Былое могущество Оттоманской империи, словно свет угасшей звезды, продолжало действовать на наши умы и души: для меня, мальчика из колонии Рома, и арабы и евреи — все без разбора были «турки». И эти «турки» были мне привычней и понятней, чем Джим, который родился в Сан-Франциско и одинаково чисто говорил на испанском и английском; или Тору, выросший в концентрационном лагере для японцев;[79] или Перальта и Росалес — они не платили за учебу, учились на казенный счет, потому что жили в трущобах возле колонии Докторес. Улица Пьедад — ее тогда еще не переименовали в проспект Куаутемока — и парк Уруэта как невидимая граница разделяли колонии Рома и Докторес. А Ромита вообще была как отдельный поселок. Там властвовал Человек с мешком, Ужасный детокрад. «Не ходи в Ролиту, сынок, украдут тебя там, выколют глазки, отрежут руки и язык. Человек с мешком заставит просить милостыню и будет ее у тебя отбирать». Днем это был нищий, а по ночам — элегантно одетый миллионер с изысканными манерами, он жил в роскоши за счет своих жертв, которых принуждал побираться. Даже находиться рядом с Ромитой было страшно. Ужас пробирал до костей, когда случалось ночью проезжать на трамвае по мосту на проспекте Койоакан: только рельсы сверкают, кругом все погружено в сон, внизу — грязная речка Пьедад, которая иногда, во время дождей, затопляла все вокруг.
До того, как мы затеяли нашу ближневосточную войну, излюбленной потехой в классе было дразнить Тору. «Китайский япончик, китайский япончик, проглоти какашку, съешь как пончик… А ну-ка, Тору, вперед! Вот всажу тебе в хребет пару бандерилий».[80] В этих играх я никогда не участвовал, представляя себе, каково было бы мне, если б я оказался единственным мексиканцем в школе где-нибудь в Токио, и как страдает Тору, когда крутят очередной фильм, в котором все японцы выглядят обезьянами и подыхают миллионами, словно насекомые. А Тору был лучшим учеником в классе — отличные отметки по всем предметам. Всегда он что-то учил, постоянно с книжкой в руках. И знал джиу — джитсу. Однажды ему надоели измывательства, и он так тряхнул Домингеса — чуть кости ему не переломал. И заставил его на коленях просить прощения. Больше с Тору не связывались. Сейчас он управляющий японской фирмы, в ней работают четыре тысячи мексиканских рабов.
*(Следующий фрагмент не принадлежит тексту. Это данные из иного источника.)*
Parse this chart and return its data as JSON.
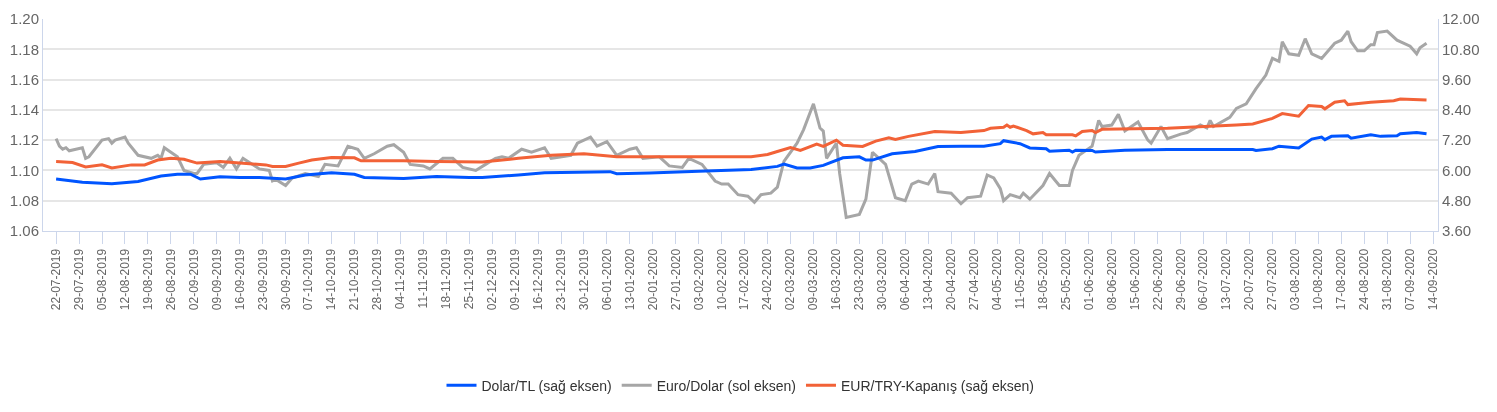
{
  "chart_data": {
    "type": "line",
    "grid": "y",
    "legend": "bottom",
    "line_style": "solid",
    "xlim": [
      "2019-07-18",
      "2020-09-15T12:00"
    ],
    "xticks": [
      {
        "value": "2019-07-22",
        "label": "22-07-2019"
      },
      {
        "value": "2019-07-29",
        "label": "29-07-2019"
      },
      {
        "value": "2019-08-05",
        "label": "05-08-2019"
      },
      {
        "value": "2019-08-12",
        "label": "12-08-2019"
      },
      {
        "value": "2019-08-19",
        "label": "19-08-2019"
      },
      {
        "value": "2019-08-26",
        "label": "26-08-2019"
      },
      {
        "value": "2019-09-02",
        "label": "02-09-2019"
      },
      {
        "value": "2019-09-09",
        "label": "09-09-2019"
      },
      {
        "value": "2019-09-16",
        "label": "16-09-2019"
      },
      {
        "value": "2019-09-23",
        "label": "23-09-2019"
      },
      {
        "value": "2019-09-30",
        "label": "30-09-2019"
      },
      {
        "value": "2019-10-07",
        "label": "07-10-2019"
      },
      {
        "value": "2019-10-14",
        "label": "14-10-2019"
      },
      {
        "value": "2019-10-21",
        "label": "21-10-2019"
      },
      {
        "value": "2019-10-28",
        "label": "28-10-2019"
      },
      {
        "value": "2019-11-04",
        "label": "04-11-2019"
      },
      {
        "value": "2019-11-11",
        "label": "11-11-2019"
      },
      {
        "value": "2019-11-18",
        "label": "18-11-2019"
      },
      {
        "value": "2019-11-25",
        "label": "25-11-2019"
      },
      {
        "value": "2019-12-02",
        "label": "02-12-2019"
      },
      {
        "value": "2019-12-09",
        "label": "09-12-2019"
      },
      {
        "value": "2019-12-16",
        "label": "16-12-2019"
      },
      {
        "value": "2019-12-23",
        "label": "23-12-2019"
      },
      {
        "value": "2019-12-30",
        "label": "30-12-2019"
      },
      {
        "value": "2020-01-06",
        "label": "06-01-2020"
      },
      {
        "value": "2020-01-13",
        "label": "13-01-2020"
      },
      {
        "value": "2020-01-20",
        "label": "20-01-2020"
      },
      {
        "value": "2020-01-27",
        "label": "27-01-2020"
      },
      {
        "value": "2020-02-03",
        "label": "03-02-2020"
      },
      {
        "value": "2020-02-10",
        "label": "10-02-2020"
      },
      {
        "value": "2020-02-17",
        "label": "17-02-2020"
      },
      {
        "value": "2020-02-24",
        "label": "24-02-2020"
      },
      {
        "value": "2020-03-02",
        "label": "02-03-2020"
      },
      {
        "value": "2020-03-09",
        "label": "09-03-2020"
      },
      {
        "value": "2020-03-16",
        "label": "16-03-2020"
      },
      {
        "value": "2020-03-23",
        "label": "23-03-2020"
      },
      {
        "value": "2020-03-30",
        "label": "30-03-2020"
      },
      {
        "value": "2020-04-06",
        "label": "06-04-2020"
      },
      {
        "value": "2020-04-13",
        "label": "13-04-2020"
      },
      {
        "value": "2020-04-20",
        "label": "20-04-2020"
      },
      {
        "value": "2020-04-27",
        "label": "27-04-2020"
      },
      {
        "value": "2020-05-04",
        "label": "04-05-2020"
      },
      {
        "value": "2020-05-11",
        "label": "11-05-2020"
      },
      {
        "value": "2020-05-18",
        "label": "18-05-2020"
      },
      {
        "value": "2020-05-25",
        "label": "25-05-2020"
      },
      {
        "value": "2020-06-01",
        "label": "01-06-2020"
      },
      {
        "value": "2020-06-08",
        "label": "08-06-2020"
      },
      {
        "value": "2020-06-15",
        "label": "15-06-2020"
      },
      {
        "value": "2020-06-22",
        "label": "22-06-2020"
      },
      {
        "value": "2020-06-29",
        "label": "29-06-2020"
      },
      {
        "value": "2020-07-06",
        "label": "06-07-2020"
      },
      {
        "value": "2020-07-13",
        "label": "13-07-2020"
      },
      {
        "value": "2020-07-20",
        "label": "20-07-2020"
      },
      {
        "value": "2020-07-27",
        "label": "27-07-2020"
      },
      {
        "value": "2020-08-03",
        "label": "03-08-2020"
      },
      {
        "value": "2020-08-10",
        "label": "10-08-2020"
      },
      {
        "value": "2020-08-17",
        "label": "17-08-2020"
      },
      {
        "value": "2020-08-24",
        "label": "24-08-2020"
      },
      {
        "value": "2020-08-31",
        "label": "31-08-2020"
      },
      {
        "value": "2020-09-07",
        "label": "07-09-2020"
      },
      {
        "value": "2020-09-14",
        "label": "14-09-2020"
      }
    ],
    "ylim": [
      1.06,
      1.2
    ],
    "yticks": [
      {
        "value": 1.06,
        "label": "1.06"
      },
      {
        "value": 1.08,
        "label": "1.08"
      },
      {
        "value": 1.1,
        "label": "1.10"
      },
      {
        "value": 1.12,
        "label": "1.12"
      },
      {
        "value": 1.14,
        "label": "1.14"
      },
      {
        "value": 1.16,
        "label": "1.16"
      },
      {
        "value": 1.18,
        "label": "1.18"
      },
      {
        "value": 1.2,
        "label": "1.20"
      }
    ],
    "y2lim": [
      3.6,
      12
    ],
    "y2ticks": [
      {
        "value": 3.6,
        "label": "3.60"
      },
      {
        "value": 4.8,
        "label": "4.80"
      },
      {
        "value": 6,
        "label": "6.00"
      },
      {
        "value": 7.2,
        "label": "7.20"
      },
      {
        "value": 8.4,
        "label": "8.40"
      },
      {
        "value": 9.6,
        "label": "9.60"
      },
      {
        "value": 10.8,
        "label": "10.80"
      },
      {
        "value": 12,
        "label": "12.00"
      }
    ],
    "series": [
      {
        "name": "Dolar/TL (sağ eksen)",
        "color": "#0055ff",
        "axis": "y2",
        "x": [
          "2019-07-22",
          "2019-07-30",
          "2019-08-08",
          "2019-08-16",
          "2019-08-23",
          "2019-08-28",
          "2019-09-01",
          "2019-09-04",
          "2019-09-10",
          "2019-09-16",
          "2019-09-22",
          "2019-09-30",
          "2019-10-06",
          "2019-10-14",
          "2019-10-21",
          "2019-10-24",
          "2019-11-05",
          "2019-11-15",
          "2019-11-25",
          "2019-11-29",
          "2019-12-10",
          "2019-12-18",
          "2020-01-07",
          "2020-01-09",
          "2020-01-19",
          "2020-02-03",
          "2020-02-19",
          "2020-02-27",
          "2020-02-29",
          "2020-03-04",
          "2020-03-08",
          "2020-03-12",
          "2020-03-18",
          "2020-03-23",
          "2020-03-25",
          "2020-03-27",
          "2020-04-02",
          "2020-04-09",
          "2020-04-16",
          "2020-04-23",
          "2020-04-30",
          "2020-05-05",
          "2020-05-06",
          "2020-05-11",
          "2020-05-14",
          "2020-05-19",
          "2020-05-20",
          "2020-05-26",
          "2020-05-27",
          "2020-05-28",
          "2020-06-02",
          "2020-06-03",
          "2020-06-12",
          "2020-06-25",
          "2020-07-21",
          "2020-07-22",
          "2020-07-27",
          "2020-07-29",
          "2020-08-04",
          "2020-08-08",
          "2020-08-11",
          "2020-08-12",
          "2020-08-14",
          "2020-08-19",
          "2020-08-20",
          "2020-08-26",
          "2020-08-29",
          "2020-09-03",
          "2020-09-04",
          "2020-09-09",
          "2020-09-12"
        ],
        "values": [
          5.66,
          5.53,
          5.47,
          5.56,
          5.78,
          5.85,
          5.85,
          5.66,
          5.75,
          5.72,
          5.72,
          5.66,
          5.82,
          5.91,
          5.85,
          5.72,
          5.68,
          5.76,
          5.72,
          5.72,
          5.82,
          5.91,
          5.95,
          5.87,
          5.9,
          5.97,
          6.04,
          6.16,
          6.25,
          6.1,
          6.1,
          6.2,
          6.5,
          6.54,
          6.41,
          6.41,
          6.66,
          6.75,
          6.95,
          6.96,
          6.96,
          7.06,
          7.18,
          7.06,
          6.89,
          6.86,
          6.76,
          6.8,
          6.73,
          6.8,
          6.79,
          6.73,
          6.8,
          6.83,
          6.83,
          6.79,
          6.86,
          6.96,
          6.89,
          7.24,
          7.32,
          7.22,
          7.35,
          7.37,
          7.28,
          7.41,
          7.35,
          7.37,
          7.45,
          7.5,
          7.45
        ]
      },
      {
        "name": "Euro/Dolar (sol eksen)",
        "color": "#a6a6a6",
        "axis": "y",
        "x": [
          "2019-07-22",
          "2019-07-23",
          "2019-07-24",
          "2019-07-25",
          "2019-07-26",
          "2019-07-30",
          "2019-07-31",
          "2019-08-01",
          "2019-08-05",
          "2019-08-07",
          "2019-08-08",
          "2019-08-09",
          "2019-08-12",
          "2019-08-13",
          "2019-08-16",
          "2019-08-20",
          "2019-08-22",
          "2019-08-23",
          "2019-08-24",
          "2019-08-28",
          "2019-08-30",
          "2019-09-02",
          "2019-09-03",
          "2019-09-05",
          "2019-09-09",
          "2019-09-11",
          "2019-09-13",
          "2019-09-15",
          "2019-09-17",
          "2019-09-22",
          "2019-09-25",
          "2019-09-26",
          "2019-09-27",
          "2019-09-30",
          "2019-10-02",
          "2019-10-06",
          "2019-10-10",
          "2019-10-12",
          "2019-10-16",
          "2019-10-19",
          "2019-10-22",
          "2019-10-24",
          "2019-10-27",
          "2019-10-31",
          "2019-11-02",
          "2019-11-05",
          "2019-11-07",
          "2019-11-11",
          "2019-11-13",
          "2019-11-17",
          "2019-11-20",
          "2019-11-23",
          "2019-11-27",
          "2019-11-30",
          "2019-12-03",
          "2019-12-05",
          "2019-12-07",
          "2019-12-11",
          "2019-12-14",
          "2019-12-18",
          "2019-12-20",
          "2019-12-26",
          "2019-12-28",
          "2020-01-01",
          "2020-01-03",
          "2020-01-06",
          "2020-01-09",
          "2020-01-13",
          "2020-01-15",
          "2020-01-17",
          "2020-01-22",
          "2020-01-25",
          "2020-01-29",
          "2020-01-31",
          "2020-02-04",
          "2020-02-08",
          "2020-02-10",
          "2020-02-12",
          "2020-02-15",
          "2020-02-18",
          "2020-02-20",
          "2020-02-22",
          "2020-02-25",
          "2020-02-27",
          "2020-02-29",
          "2020-03-04",
          "2020-03-06",
          "2020-03-09",
          "2020-03-11",
          "2020-03-12",
          "2020-03-13",
          "2020-03-16",
          "2020-03-17",
          "2020-03-19",
          "2020-03-23",
          "2020-03-25",
          "2020-03-27",
          "2020-03-31",
          "2020-04-03",
          "2020-04-06",
          "2020-04-08",
          "2020-04-10",
          "2020-04-13",
          "2020-04-15",
          "2020-04-16",
          "2020-04-20",
          "2020-04-23",
          "2020-04-25",
          "2020-04-29",
          "2020-05-01",
          "2020-05-03",
          "2020-05-05",
          "2020-05-06",
          "2020-05-08",
          "2020-05-11",
          "2020-05-12",
          "2020-05-14",
          "2020-05-18",
          "2020-05-20",
          "2020-05-23",
          "2020-05-26",
          "2020-05-27",
          "2020-05-29",
          "2020-06-02",
          "2020-06-04",
          "2020-06-05",
          "2020-06-08",
          "2020-06-10",
          "2020-06-12",
          "2020-06-16",
          "2020-06-19",
          "2020-06-20",
          "2020-06-23",
          "2020-06-25",
          "2020-06-29",
          "2020-07-01",
          "2020-07-05",
          "2020-07-07",
          "2020-07-08",
          "2020-07-09",
          "2020-07-14",
          "2020-07-16",
          "2020-07-19",
          "2020-07-22",
          "2020-07-25",
          "2020-07-27",
          "2020-07-29",
          "2020-07-30",
          "2020-08-01",
          "2020-08-04",
          "2020-08-06",
          "2020-08-08",
          "2020-08-11",
          "2020-08-15",
          "2020-08-17",
          "2020-08-19",
          "2020-08-20",
          "2020-08-22",
          "2020-08-24",
          "2020-08-26",
          "2020-08-27",
          "2020-08-28",
          "2020-08-31",
          "2020-09-03",
          "2020-09-07",
          "2020-09-09",
          "2020-09-10",
          "2020-09-12"
        ],
        "values": [
          1.121,
          1.116,
          1.114,
          1.115,
          1.113,
          1.115,
          1.108,
          1.109,
          1.12,
          1.121,
          1.118,
          1.12,
          1.122,
          1.118,
          1.11,
          1.108,
          1.11,
          1.108,
          1.115,
          1.109,
          1.1,
          1.098,
          1.098,
          1.104,
          1.105,
          1.102,
          1.108,
          1.101,
          1.108,
          1.101,
          1.1,
          1.093,
          1.094,
          1.09,
          1.095,
          1.098,
          1.096,
          1.104,
          1.103,
          1.116,
          1.114,
          1.108,
          1.111,
          1.116,
          1.117,
          1.112,
          1.104,
          1.103,
          1.101,
          1.108,
          1.108,
          1.102,
          1.1,
          1.104,
          1.108,
          1.109,
          1.108,
          1.114,
          1.112,
          1.115,
          1.108,
          1.11,
          1.118,
          1.122,
          1.116,
          1.119,
          1.11,
          1.114,
          1.115,
          1.108,
          1.109,
          1.103,
          1.102,
          1.108,
          1.104,
          1.093,
          1.091,
          1.091,
          1.084,
          1.083,
          1.079,
          1.084,
          1.085,
          1.089,
          1.106,
          1.118,
          1.127,
          1.144,
          1.128,
          1.126,
          1.108,
          1.118,
          1.098,
          1.069,
          1.071,
          1.081,
          1.112,
          1.104,
          1.082,
          1.08,
          1.091,
          1.093,
          1.091,
          1.098,
          1.086,
          1.085,
          1.078,
          1.082,
          1.083,
          1.097,
          1.095,
          1.088,
          1.08,
          1.084,
          1.082,
          1.085,
          1.081,
          1.09,
          1.098,
          1.09,
          1.09,
          1.1,
          1.11,
          1.116,
          1.133,
          1.129,
          1.13,
          1.137,
          1.126,
          1.132,
          1.12,
          1.118,
          1.129,
          1.121,
          1.124,
          1.125,
          1.13,
          1.128,
          1.133,
          1.129,
          1.135,
          1.141,
          1.144,
          1.154,
          1.163,
          1.174,
          1.172,
          1.185,
          1.177,
          1.176,
          1.187,
          1.177,
          1.174,
          1.184,
          1.186,
          1.192,
          1.185,
          1.179,
          1.179,
          1.183,
          1.183,
          1.191,
          1.192,
          1.186,
          1.182,
          1.177,
          1.181,
          1.184
        ]
      },
      {
        "name": "EUR/TRY-Kapanış (sağ eksen)",
        "color": "#f26237",
        "axis": "y2",
        "x": [
          "2019-07-22",
          "2019-07-27",
          "2019-07-31",
          "2019-08-05",
          "2019-08-08",
          "2019-08-14",
          "2019-08-18",
          "2019-08-22",
          "2019-08-26",
          "2019-08-30",
          "2019-09-03",
          "2019-09-10",
          "2019-09-16",
          "2019-09-24",
          "2019-09-26",
          "2019-09-30",
          "2019-10-04",
          "2019-10-08",
          "2019-10-14",
          "2019-10-21",
          "2019-10-23",
          "2019-11-05",
          "2019-11-15",
          "2019-11-29",
          "2019-12-10",
          "2019-12-20",
          "2019-12-30",
          "2020-01-09",
          "2020-01-29",
          "2020-02-19",
          "2020-02-24",
          "2020-02-27",
          "2020-03-02",
          "2020-03-05",
          "2020-03-10",
          "2020-03-12",
          "2020-03-16",
          "2020-03-18",
          "2020-03-24",
          "2020-03-28",
          "2020-04-01",
          "2020-04-03",
          "2020-04-07",
          "2020-04-15",
          "2020-04-23",
          "2020-04-30",
          "2020-05-02",
          "2020-05-06",
          "2020-05-07",
          "2020-05-08",
          "2020-05-09",
          "2020-05-13",
          "2020-05-15",
          "2020-05-18",
          "2020-05-19",
          "2020-05-27",
          "2020-05-28",
          "2020-05-30",
          "2020-06-02",
          "2020-06-03",
          "2020-06-05",
          "2020-06-25",
          "2020-07-16",
          "2020-07-21",
          "2020-07-27",
          "2020-07-30",
          "2020-08-04",
          "2020-08-07",
          "2020-08-11",
          "2020-08-12",
          "2020-08-15",
          "2020-08-18",
          "2020-08-19",
          "2020-08-23",
          "2020-08-26",
          "2020-09-02",
          "2020-09-04",
          "2020-09-12"
        ],
        "values": [
          6.35,
          6.31,
          6.14,
          6.22,
          6.1,
          6.22,
          6.22,
          6.41,
          6.48,
          6.44,
          6.29,
          6.35,
          6.29,
          6.22,
          6.16,
          6.16,
          6.29,
          6.41,
          6.51,
          6.5,
          6.38,
          6.38,
          6.35,
          6.33,
          6.48,
          6.6,
          6.66,
          6.54,
          6.54,
          6.54,
          6.63,
          6.75,
          6.91,
          6.79,
          7.04,
          6.95,
          7.2,
          7.0,
          6.95,
          7.16,
          7.29,
          7.23,
          7.35,
          7.54,
          7.5,
          7.58,
          7.67,
          7.71,
          7.8,
          7.71,
          7.76,
          7.58,
          7.45,
          7.5,
          7.41,
          7.41,
          7.37,
          7.54,
          7.58,
          7.5,
          7.63,
          7.67,
          7.8,
          7.84,
          8.06,
          8.25,
          8.15,
          8.57,
          8.53,
          8.44,
          8.7,
          8.76,
          8.61,
          8.66,
          8.7,
          8.76,
          8.83,
          8.79
        ]
      }
    ]
  }
}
«Я из «Иргуна».[81] — «А я из Арабского легиона.[82] Падай — я тебя убил». Так начинались наши сражения в пустыне. Пустыней мы называли внутренний двор, площадка там была покрыта красноватой — то ли от кирпичной пыли, то ли от туфа — землей; во дворе ни одного дерева, никакой зелени, а в глубине виднелось непонятное сооружение из цемента. Это, как оказалось, был вход в подземелье, по которому в годы, когда преследовали верующих,[83] можно было пробраться из дома на углу и скрыться на соседних улицах. Лаз этот представлялся нам чем — то оставшимся с доисторических времен. А между тем от войны с «кристерос» нас тогда отделяло меньше лет, чем сейчас — от нашего детства. В той войне семья моей мамы не ограничилась сочувствием к «кристерос». Двадцать лет спустя в семье продолжали чтить память великомучеников падре Про и Анаклето Гонсалеса Флореса. Никто не вспоминал о тысячах убитых крестьян, о служащих, которые занимались проведением в жизнь аграрной реформы и были растерзаны фанатиками, о погибших сельских учителях и солдатах, обманом и хитростью завербованных в армию.
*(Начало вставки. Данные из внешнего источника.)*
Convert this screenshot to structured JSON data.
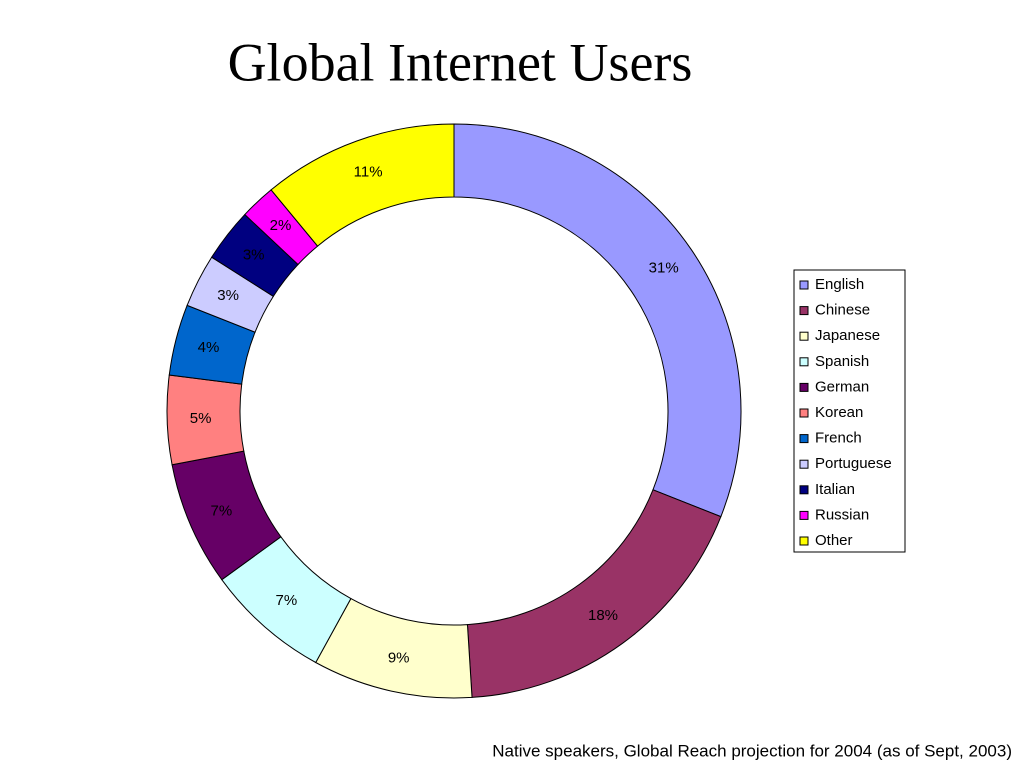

Но я ничего в этом не понимал; для меня война — любая война — была чем-то таким, что показывают в кино. Рано или поздно в ней обязательно побеждают наши (а кто наш, кто чужой?). К счастью, с тех пор как президент Карденас подавил бунт Сатурнино Седильо, в Мексике с войнами покончили. Мои родители никак не могли в это поверить: в годы их детства, отрочества и юности кругом без конца кто — то с кем-то воевал, кто-то кого-то расстреливал. Но в тот год — судя по всему — все шло прекрасно: в школе то и дело прекращали занятия, а нас вели на торжества по случаю открытия новых дорог, проспектов, плотин, стадионов, больниц, министерств, всевозможных грандиозных зданий.
Как правило, торжественно открываемые сооружения на деле были грудой камней, не более. Президент умудрялся открывать недостроенными даже величественные памятники самому себе. Дожидаясь приезда Мигеля Алемана, мы долгими часами простаивали под палящим солнцем, не смея шевельнуться, и воды нам не давали. «Росалес взял с собой лимоны, они хорошо жажду утоляют, возьми у него…» Наконец появлялся президент — молодой, улыбающийся, обаятельный, блестящий. Стоя на платформе грузовика, оборудованной под трибуну, в окружении свиты, он приветствовал народ. Аплодисменты, конфетти, серпантин, красивые девушки, солдаты (они еще носили каскетки французского образца), телохранители (их еще не называли наемными убийцами — гуарурас), непременная старушка, которая прорывалась через цепь солдат и, вручая Сеньору президенту букет роз, обязательно попадала в объектив фотоаппарата.
Несколько раз я заводил дружбу с моими сверстниками, но ни один из них не пришелся моим родителям по вкусу: Хорхе был сыном генерала, который воевал против «кристерос»; у Артуро отец с матерью разошлись, и его воспитывала тетя — она зарабатывала на жизнь гаданьем на картах; у Альберто мать, оставшись вдовой, служила в агентстве путешествий, а приличной женщине не пристало заниматься чем-либо, кроме очага. В тот год я дружил с Джимом. На торжественных открытиях — а они стали привычными в нашей жизни — Джим говорил: «Сегодня там будет мой папа». Потом показывал: «Видите его? В темно-синем галстуке. Рядом с президентом Алеманом». Но среди множества тщательно причесанных, смазанных льняным маслом или бриолином «Глостор» голов невозможно было кого — либо разглядеть. Правда, в газетах и журналах часто появлялись фотографии Джиминого папы. Джим вырезал их и носил с собой в ранце: «Видел моего папу в «Эксельсьоре»?» — «Странно: вы совсем не похожи». — «Верно, говорят, я в маму. Но когда вырасту, буду на отца похож».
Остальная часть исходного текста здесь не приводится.